Перед огромным зеркалом стояло низкое продавленное кресло, в нем дремал тяжелый кот; на короткой деревянной вешалке вздымались горбами пальто. Шведа провели сквозь анфиладу; окна были темные, заросшие величественные полки вавилонской башней уходили к потолку. Но гостиная была промыта и побелена; на стене висел большой портрет Каверского. Каверский воздел свои тонкие руки, лицо как бы подсвечено рождающейся мыслью, глаза полузакрыты. Под портретом, на крохотной тумбе, светилась тихая лампадка.
В полудетском креслице сидела старая вдова, полинявшая, как фотография в альбоме. Она располнела, потускла, стала похожа на мутное зеркало, только глаза были прежними, испуганно-влюбленными. В руках у нее была книга покойного мужа; вдова оглаживала краешек обложки, как пожилые жены на поминках отрешенно оглаживают скатерть.
— Здравствуйте, Елена Николаевна!
Вдова промолчала. Зато излишне сочно, одинаковыми голосами отозвались четыре разновозрастные женщины:
— Здравствуйте, господин Сольман! Проходите, господин Сольман! Чаю будете, господин Сольман?

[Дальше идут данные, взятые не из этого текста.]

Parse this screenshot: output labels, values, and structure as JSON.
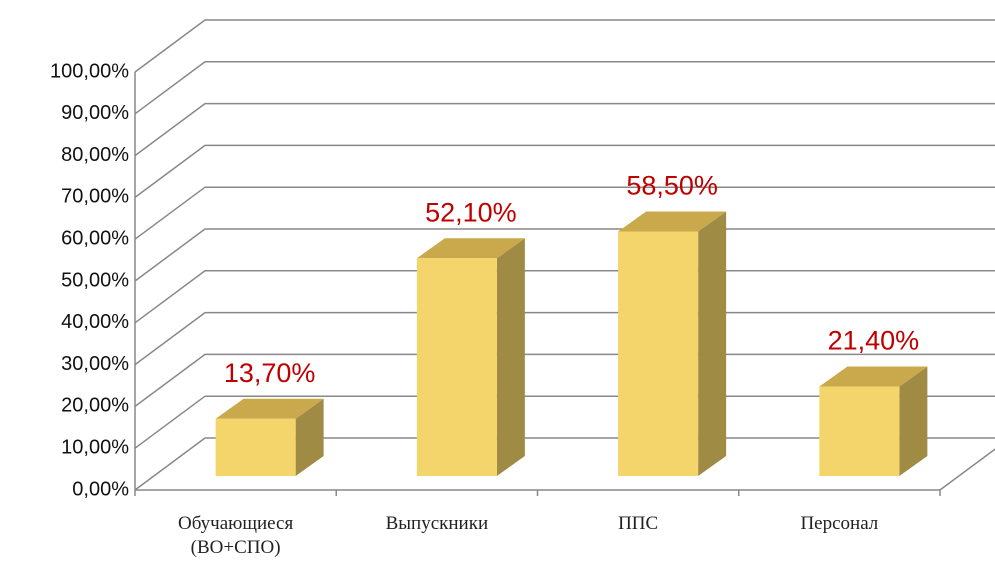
{
  "chart_data": {
    "type": "bar3d",
    "categories": [
      "Обучающиеся\n(ВО+СПО)",
      "Выпускники",
      "ППС",
      "Персонал"
    ],
    "values": [
      13.7,
      52.1,
      58.5,
      21.4
    ],
    "value_labels": [
      "13,70%",
      "52,10%",
      "58,50%",
      "21,40%"
    ],
    "color": "#f3d56b",
    "ylim": [
      0,
      100
    ],
    "yticks": [
      {
        "value": 0,
        "label": "0,00%"
      },
      {
        "value": 10,
        "label": "10,00%"
      },
      {
        "value": 20,
        "label": "20,00%"
      },
      {
        "value": 30,
        "label": "30,00%"
      },
      {
        "value": 40,
        "label": "40,00%"
      },
      {
        "value": 50,
        "label": "50,00%"
      },
      {
        "value": 60,
        "label": "60,00%"
      },
      {
        "value": 70,
        "label": "70,00%"
      },
      {
        "value": 80,
        "label": "80,00%"
      },
      {
        "value": 90,
        "label": "90,00%"
      },
      {
        "value": 100,
        "label": "100,00%"
      }
    ],
    "grid": true
  }
}
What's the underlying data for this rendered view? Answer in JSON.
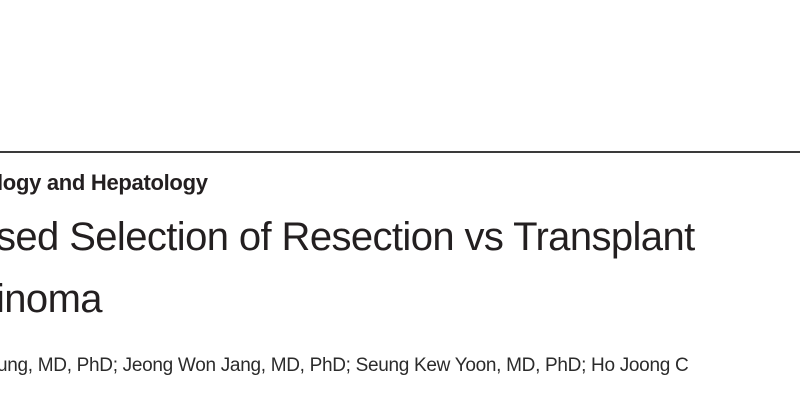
{
  "header": {
    "section": "logy and Hepatology",
    "title_lines": [
      "sed Selection of Resection vs Transplant",
      "inoma"
    ],
    "authors": "ung, MD, PhD; Jeong Won Jang, MD, PhD; Seung Kew Yoon, MD, PhD; Ho Joong C"
  }
}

— Буду, — с неохотой ответил швед.
И вежливо добавил:
— Спасибо.
Не успел он присесть, а на столе уже сипел старинный чайник, желтый, с синими цветами; из обколотого носика вопросительно струился пар. Одна из женщин (очевидно, с ней он говорил вчера) заняла переговорную позицию: набрала побольше воздуху, но заговорила тихо, как бы сдерживая собственный напор. Как-то Сольман, путешествуя по независимой России, оказался в дагестанском медресе; парень в круглой шапочке, который поливал цветы из древней лейки, распрямился: «Ты русский? Точно не русский? А почему так похож? АтынезнаешьчтоКорансегодняэтовашаБиблиявчера…» Не оставляя выемок для встречных реплик, он проговорил не меньше часа, словно задыхаясь от восторга. Так же говорила порученица Елены Николаевны: со сдавленным религиозным восхищением.
Сухой остаток был таким. — Каверский выдающийся ученый, но его учение выходит далеко за рамки прикладной науки, оно должно быть канонически осмыслено, тут профанация недопустима. А сейчас профанируют все.
Сольман попытался возразить, и тут же страшно пожалел об этом. Как паук выбрасывает паутину, порученица метнула долгую тираду: нет, неправда ваша, память сохраняется иначе, в катакомбах, верными Учителю учениками…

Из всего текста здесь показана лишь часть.